The effect of controlled disorder on the superconducting transition temperature, Tc, resistivity, and the magnitude of the field-cooled ac susceptibility (ACS) has been investigated for Ca and Zn substituted Y123 (Y0.80Ca0.20Ba2(Cu1
− yZny)3O7 − δ) sintered compounds over a wide range of compositions. Ca was used to explore the overdoped side. The in-plane hole content, p, was changed by varying the oxygen deficiency (δ). Irrespective
of the hole content, Tc decreased almost linearly with Zn, though the rate of suppression was strongly p dependent. The magnitude of the low-field, field-cooled ACS, on the other hand, decreased abruptly and significantly for the heavily disordered (y > 0.05)

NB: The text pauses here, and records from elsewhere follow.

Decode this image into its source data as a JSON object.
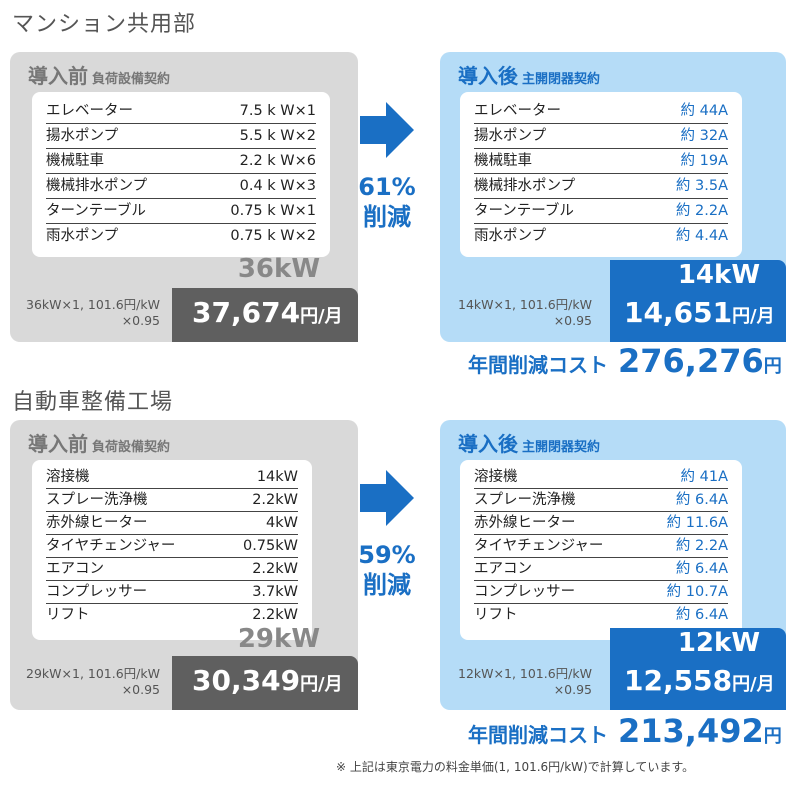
{
  "sections": [
    {
      "title": "マンション共用部",
      "before": {
        "head_main": "導入前",
        "head_sub": "負荷設備契約",
        "rows": [
          {
            "name": "エレベーター",
            "value": "7.5 k W×1"
          },
          {
            "name": "揚水ポンプ",
            "value": "5.5 k W×2"
          },
          {
            "name": "機械駐車",
            "value": "2.2 k W×6"
          },
          {
            "name": "機械排水ポンプ",
            "value": "0.4 k W×3"
          },
          {
            "name": "ターンテーブル",
            "value": "0.75 k W×1"
          },
          {
            "name": "雨水ポンプ",
            "value": "0.75 k W×2"
          }
        ],
        "kw": "36kW",
        "calc_line1": "36kW×1, 101.6円/kW",
        "calc_line2": "×0.95",
        "price": "37,674",
        "price_unit": "円/月"
      },
      "reduction_pct": "61%",
      "reduction_word": "削減",
      "after": {
        "head_main": "導入後",
        "head_sub": "主開閉器契約",
        "rows": [
          {
            "name": "エレベーター",
            "value": "約 44A"
          },
          {
            "name": "揚水ポンプ",
            "value": "約 32A"
          },
          {
            "name": "機械駐車",
            "value": "約 19A"
          },
          {
            "name": "機械排水ポンプ",
            "value": "約 3.5A"
          },
          {
            "name": "ターンテーブル",
            "value": "約 2.2A"
          },
          {
            "name": "雨水ポンプ",
            "value": "約 4.4A"
          }
        ],
        "kw": "14kW",
        "calc_line1": "14kW×1, 101.6円/kW",
        "calc_line2": "×0.95",
        "price": "14,651",
        "price_unit": "円/月"
      },
      "saving_label": "年間削減コスト",
      "saving_value": "276,276",
      "saving_unit": "円"
    },
    {
      "title": "自動車整備工場",
      "before": {
        "head_main": "導入前",
        "head_sub": "負荷設備契約",
        "rows": [
          {
            "name": "溶接機",
            "value": "14kW"
          },
          {
            "name": "スプレー洗浄機",
            "value": "2.2kW"
          },
          {
            "name": "赤外線ヒーター",
            "value": "4kW"
          },
          {
            "name": "タイヤチェンジャー",
            "value": "0.75kW"
          },
          {
            "name": "エアコン",
            "value": "2.2kW"
          },
          {
            "name": "コンプレッサー",
            "value": "3.7kW"
          },
          {
            "name": "リフト",
            "value": "2.2kW"
          }
        ],
        "kw": "29kW",
        "calc_line1": "29kW×1, 101.6円/kW",
        "calc_line2": "×0.95",
        "price": "30,349",
        "price_unit": "円/月"
      },
      "reduction_pct": "59%",
      "reduction_word": "削減",
      "after": {
        "head_main": "導入後",
        "head_sub": "主開閉器契約",
        "rows": [
          {
            "name": "溶接機",
            "value": "約 41A"
          },
          {
            "name": "スプレー洗浄機",
            "value": "約 6.4A"
          },
          {
            "name": "赤外線ヒーター",
            "value": "約 11.6A"
          },
          {
            "name": "タイヤチェンジャー",
            "value": "約 2.2A"
          },
          {
            "name": "エアコン",
            "value": "約 6.4A"
          },
          {
            "name": "コンプレッサー",
            "value": "約 10.7A"
          },
          {
            "name": "リフト",
            "value": "約 6.4A"
          }
        ],
        "kw": "12kW",
        "calc_line1": "12kW×1, 101.6円/kW",
        "calc_line2": "×0.95",
        "price": "12,558",
        "price_unit": "円/月"
      },
      "saving_label": "年間削減コスト",
      "saving_value": "213,492",
      "saving_unit": "円"
    }
  ],
  "footnote": "※ 上記は東京電力の料金単価(1, 101.6円/kW)で計算しています。",
  "colors": {
    "accent_blue": "#1a6fc4",
    "light_blue": "#b5dcf7",
    "gray_panel": "#d9d9d9",
    "dark_gray": "#5f5f5f"
  }
}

sintered compounds when p was decreased. More strikingly, the qualitative features of the field dependent ACS signal became identical for sintered and powdered samples, indicating a complete absence of coupling among superconducting grains in heavily disordered Y0.80Ca0.20Ba2(Cu1
− yZny)3O7 − δ. A non-monotonic and pronounced enhancement of the residual resistivity for samples with y > 0.05 lends further support to this picture. The abruptness of this 'isolated superconducting droplet'
behavior points toward possible interplay among various length scales. We discuss the implications of these findings in detail in this paper.